Decentralized trials that developed out of necessity during the pandemic could lead to a new norm for hybrid trials that include in-person and remote participation, Esther Krofah, executive director of the Milken Institute Center for Public Health, wrote last summer in Health Affairs.

“This year has been the time to reflect on the changes made to the clinical trial business in response to the COVID-19 pandemic and to consider more purposefully how the system should be redesigned,” Krofah wrote in a co-authored article. other former executives from the pharmaceutical sector.

Clinical trials usually require participants who do not have other health problems that could influence the effectiveness of the treatment, or whose disease has not progressed to an advanced stage. This may exclude people of color, who are more likely to have multiple chronic conditions.

In addition, doctors are less likely to recommend clinical trials to African-American and Latino patients, who they assume won’t be eligible, Guerra found in research to be published in June in the Journal of Clinical Oncology.

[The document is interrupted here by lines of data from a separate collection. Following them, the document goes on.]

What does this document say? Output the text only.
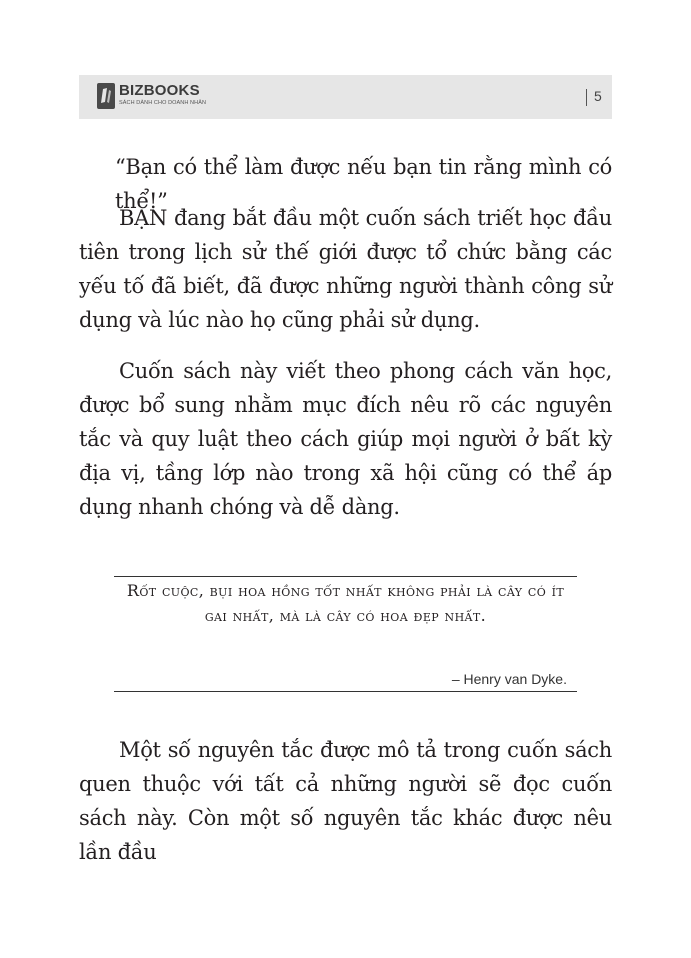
BIZBOOKS
SÁCH DÀNH CHO DOANH NHÂN	5

“Bạn có thể làm được nếu bạn tin rằng mình có thể!”

BẠN đang bắt đầu một cuốn sách triết học đầu tiên trong lịch sử thế giới được tổ chức bằng các yếu tố đã biết, đã được những người thành công sử dụng và lúc nào họ cũng phải sử dụng.

Cuốn sách này viết theo phong cách văn học, được bổ sung nhằm mục đích nêu rõ các nguyên tắc và quy luật theo cách giúp mọi người ở bất kỳ địa vị, tầng lớp nào trong xã hội cũng có thể áp dụng nhanh chóng và dễ dàng.

Rốt cuộc, bụi hoa hồng tốt nhất không phải là cây có ít gai nhất, mà là cây có hoa đẹp nhất.

– Henry van Dyke.

Một số nguyên tắc được mô tả trong cuốn sách quen thuộc với tất cả những người sẽ đọc cuốn sách này. Còn một số nguyên tắc khác được nêu lần đầu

“These unconscious biases really underestimate the fact that individuals would want to participate if it was offered to them,” he said.

He offered a solution: rules for when in the treatment process doctors should talk to patients about participating in trials.

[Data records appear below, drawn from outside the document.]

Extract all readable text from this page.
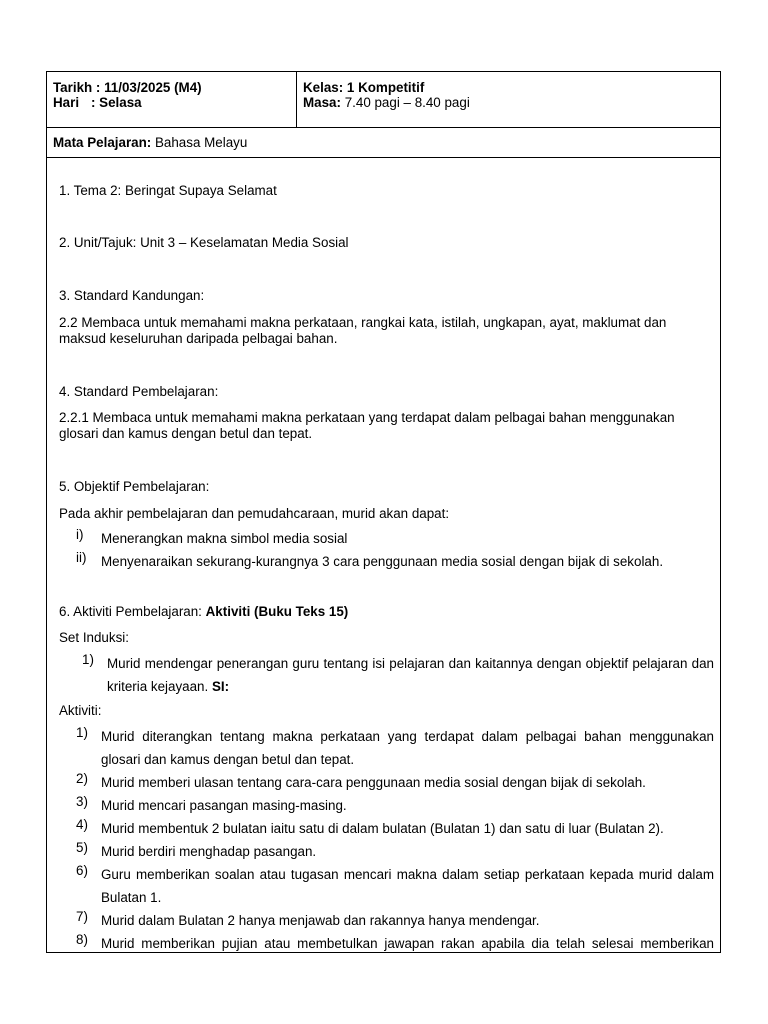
Tarikh : 11/03/2025 (M4)
Hari : Selasa
Kelas: 1 Kompetitif
Masa: 7.40 pagi – 8.40 pagi
Mata Pelajaran: Bahasa Melayu
1. Tema 2: Beringat Supaya Selamat
2. Unit/Tajuk: Unit 3 – Keselamatan Media Sosial
3. Standard Kandungan:
2.2 Membaca untuk memahami makna perkataan, rangkai kata, istilah, ungkapan, ayat, maklumat dan maksud keseluruhan daripada pelbagai bahan.
4. Standard Pembelajaran:
2.2.1 Membaca untuk memahami makna perkataan yang terdapat dalam pelbagai bahan menggunakan glosari dan kamus dengan betul dan tepat.
5. Objektif Pembelajaran:
Pada akhir pembelajaran dan pemudahcaraan, murid akan dapat:
i)	Menerangkan makna simbol media sosial
ii)	Menyenaraikan sekurang-kurangnya 3 cara penggunaan media sosial dengan bijak di sekolah.
6. Aktiviti Pembelajaran: Aktiviti (Buku Teks 15)
Set Induksi:
1) Murid mendengar penerangan guru tentang isi pelajaran dan kaitannya dengan objektif pelajaran dan kriteria kejayaan. SI:
Aktiviti:
1) Murid diterangkan tentang makna perkataan yang terdapat dalam pelbagai bahan menggunakan glosari dan kamus dengan betul dan tepat.
2) Murid memberi ulasan tentang cara-cara penggunaan media sosial dengan bijak di sekolah.
3) Murid mencari pasangan masing-masing.
4) Murid membentuk 2 bulatan iaitu satu di dalam bulatan (Bulatan 1) dan satu di luar (Bulatan 2).
5) Murid berdiri menghadap pasangan.
6) Guru memberikan soalan atau tugasan mencari makna dalam setiap perkataan kepada murid dalam Bulatan 1.
7) Murid dalam Bulatan 2 hanya menjawab dan rakannya hanya mendengar.
8) Murid memberikan pujian atau membetulkan jawapan rakan apabila dia telah selesai memberikan
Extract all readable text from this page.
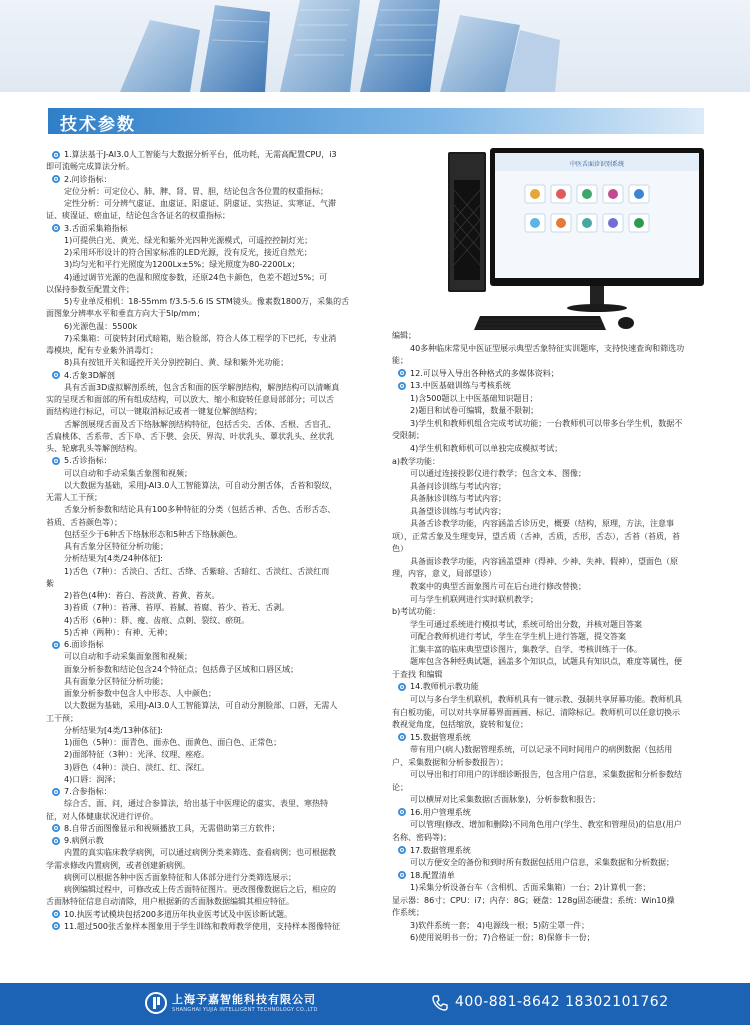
技术参数
中医舌面诊识别系统
1.算法基于J-AI3.0人工智能与大数据分析平台，低功耗，无需高配置CPU，i3
即可流畅完成算法分析。
2.问诊指标：
定位分析：可定位心、肺、脾、肾、胃、胆，结论包含各位置的权重指标；
定性分析：可分辨气虚证、血虚证、阳虚证、阴虚证、实热证、实寒证、气滞
证、痰湿证、瘀血证，结论包含各证名的权重指标；
3.舌面采集箱指标
1)可提供白光、黄光、绿光和紫外光四种光源模式，可遥控控制灯光；
2)采用环形设计的符合国家标准的LED光源，没有反光，接近自然光；
3)均匀光和平行光照度为1200Lx±5%；绿光照度为80-2200Lx；
4)通过调节光源的色温和照度参数，还原24色卡颜色，色差不超过5%；可
以保持参数至配置文件；
5)专业单反相机：18-55mm f/3.5-5.6 IS STM镜头。像素数1800万，采集的舌
面图象分辨率水平和垂直方向大于5lp/mm；
6)光源色温：5500k
7)采集箱：可旋转封闭式暗箱，贴合脸部，符合人体工程学的下巴托，专业消
毒模块，配有专业紫外消毒灯；
8)具有按钮开关和遥控开关分别控制白、黄、绿和紫外光功能；
4.舌象3D解剖
具有舌面3D虚拟解剖系统，包含舌和面的医学解剖结构，解剖结构可以清晰真
实的呈现舌和面部的所有组成结构，可以放大、缩小和旋转任意局部部分；可以舌
面结构进行标记，可以一键取消标记或者一键复位解剖结构；
舌解剖展现舌面及舌下络脉解剖结构特征，包括舌尖、舌体、舌根、舌盲孔、
舌扁桃体、舌系带、舌下阜、舌下襞、会厌、界沟、叶状乳头、蕈状乳头、丝状乳
头、轮廓乳头等解剖结构。
5.舌诊指标：
可以自动和手动采集舌象图和视频；
以大数据为基础，采用J-AI3.0人工智能算法，可自动分割舌体，舌苔和裂纹，
无需人工干预；
舌象分析参数和结论具有100多种特征的分类（包括舌神、舌色、舌形舌态、
苔质、舌苔颜色等）；
包括至少于6种舌下络脉形态和5种舌下络脉颜色。
具有舌象分区特征分析功能；
分析结果为[4类/24种体征]:
1)舌色（7种）：舌淡白、舌红、舌绛、舌紫暗、舌暗红、舌淡红、舌淡红而
紫
2)苔色(4种)：苔白、苔淡黄、苔黄、苔灰。
3)苔质（7种）：苔薄、苔厚、苔腻、苔腐、苔少、苔无、舌剥。
4)舌形（6种）：胖、瘦、齿痕、点刺、裂纹、瘀斑。
5)舌神（两种）：有神、无神；
6.面诊指标
可以自动和手动采集面象图和视频；
面象分析参数和结论包含24个特征点；包括鼻子区域和口唇区域；
具有面象分区特征分析功能；
面象分析参数中包含人中形态、人中颜色；
以大数据为基础，采用J-AI3.0人工智能算法，可自动分割脸部、口唇，无需人
工干预；
分析结果为[4类/13种体征]:
1)面色（5种）：面青色、面赤色、面黄色、面白色、正常色；
2)面部特征（3种）：光泽、纹理、痤疮。
3)唇色（4种）：淡白、淡红、红、深红。
4)口唇：润泽；
7.合参指标：
综合舌、面、问，通过合参算法，给出基于中医理论的虚实、表里、寒热特
征，对人体健康状况进行评价。
8.自带舌面图像显示和视频播放工具，无需借助第三方软件；
9.病例示教
内置的真实临床教学病例，可以通过病例分类来筛选、查看病例；也可根据教
学需求修改内置病例，或者创建新病例。
病例可以根据各种中医舌面象特征和人体部分进行分类筛选展示；
病例编辑过程中，可修改或上传舌面特征图片。更改图像数据后之后，相应的
舌面脉特征信息自动清除，用户根据新的舌面脉数据编辑其相应特征。
10.执医考试模块包括200多道历年执业医考试及中医诊断试题。
11.超过500张舌象样本图象用于学生训练和教师教学使用，支持样本图像特征
编辑；
40多种临床常见中医证型展示典型舌象特征实训题库，支持快速查询和筛选功
能；
12.可以导入导出各种格式的多媒体资料；
13.中医基础训练与考核系统
1)含500题以上中医基础知识题目；
2)题目和试卷可编辑，数量不限制；
3)学生机和教师机组合完成考试功能；一台教师机可以带多台学生机，数据不
受限制；
4)学生机和教师机可以单独完成模拟考试；
a)教学功能：
可以通过连接投影仪进行教学；包含文本、图像；
具备问诊训练与考试内容；
具备脉诊训练与考试内容；
具备望诊训练与考试内容；
具备舌诊教学功能，内容涵盖舌诊历史，概要（结构，原理，方法，注意事
项），正常舌象及生理变异，望舌质（舌神，舌质，舌形，舌态），舌苔（苔质，苔
色）
具备面诊教学功能，内容涵盖望神（得神、少神、失神、假神），望面色（原
理，内容，意义，局部望诊）
教案中的典型舌面象图片可在后台进行修改替换；
可与学生机联网进行实时联机教学；
b)考试功能：
学生可通过系统进行模拟考试，系统可给出分数，并核对题目答案
可配合教师机进行考试，学生在学生机上进行答题，提交答案
汇集丰富的临床典型望诊图片，集教学、自学、考核训练于一体。
题库包含各种经典试题，涵盖多个知识点，试题具有知识点，难度等属性，便
于查找 和编辑
14.教师机示教功能
可以与多台学生机联机，教师机具有一键示教、强制共享屏幕功能。教师机具
有白板功能，可以对共享屏幕界面画画、标记、清除标记。教师机可以任意切换示
教视觉角度，包括缩放，旋转和复位；
15.数据管理系统
带有用户(病人)数据管理系统，可以记录不同时间用户的病例数据（包括用
户、采集数据和分析参数报告）；
可以导出和打印用户的详细诊断报告，包含用户信息，采集数据和分析参数结
论；
可以横屏对比采集数据(舌面脉象)，分析参数和报告；
16.用户管理系统
可以管理(修改、增加和删除)不同角色用户(学生、教室和管理员)的信息(用户
名称、密码等)；
17.数据管理系统
可以方便安全的备份和到时所有数据包括用户信息，采集数据和分析数据；
18.配置清单
1)采集分析设备台车（含相机、舌面采集箱）一台；2)计算机一套；
显示器：86寸；CPU：i7；内存：8G；硬盘：128g固态硬盘；系统：Win10操
作系统；
3)软件系统一套； 4)电源线一根；5)防尘罩一件；
6)使用说明书一份；7)合格证一份；8)保修卡一份；
上海予嘉智能科技有限公司
SHANGHAI YUJIA INTELLIGENT TECHNOLOGY CO.,LTD	400-881-8642 18302101762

There are other ways to make clinical trials easier for patients, especially people of color, said Elizabeth Plimack, deputy director of the Fox Chase Cancer Center.

For example, cancer trials tend to overuse placebo, that is, with some participants receiving the new treatment and others receiving the current standard of care, he said. This uncertainty can put off those who are already wary of being part of a medical experiment, she said.

In many cases, the placebo is not needed to prove the effectiveness of cancer treatments. And when it is, the study protocol could then tell patients which group they were in.

“There’s a 50 percent chance that you’ll get there and get an IV of saline,” Plimack said of studies using placebo. “I think we can make trials better for patients.”

Another entrenched obstacle to clinical trial diversity is mistrust in medicine, rooted in a history of medical experimentation in marginalized communities and racism in health care. People repeatedly tell Guerra that they don’t want to be “guinea pigs” and “test subjects.”

“There is a spectrum of trust and you have to earn it,” he said.

That starts by validating the fear and mistrust that people may have about clinical trials.

When Guerra speaks to communities about clinical trials, his presentation includes slides about Pennsylvania dermatologist Albert Kligman’s experiments with inmates at Philadelphia’s Holmesburg Prison between 1951 and 1974. He shows photos of the men with patches of skin missing in the back. He then discusses how medical research policies have changed to ensure that unethical experiments never occur again.

Guerra runs an “ambassador” program that trains former patients, study participants, and family members to connect with underrepresented patient communities.

Conner and her daughter participate in a similar ambassador program at the Fox Chase Cancer Center.

They go to churches and share their personal stories through the nonprofit they created, Praise Is the Cure, to help people feel comfortable asking questions they might not want to ask doctors.

Matchett, now 47, underwent a double mastectomy in 2008 to treat her aggressive type of cancer. At that time, she was 33 years old and had a two-year-old daughter. Nearly a decade later, the cancer recurred in her lungs, and in 2020, she spread to her spine.

Matchett’s first reaction was tears, then gratitude to her mother, whose participation in a clinical trial helped doctors learn more about how to treat the next generation of breast cancer patients.

“There was no way I could go through all the treatment procedures my mother did,” Matchett recalls. “And the doctor told me, ‘You won’t have to do any of that because of all the advances.’

Matchett now has three children, ages 16, 11 and 10, who she says have never known a mother without cancer.

Matchett and her doctors are exploring clinical trial options in addition to chemotherapy, because she wants her children to see her resilience and her determination to help herself and others, like her mother did.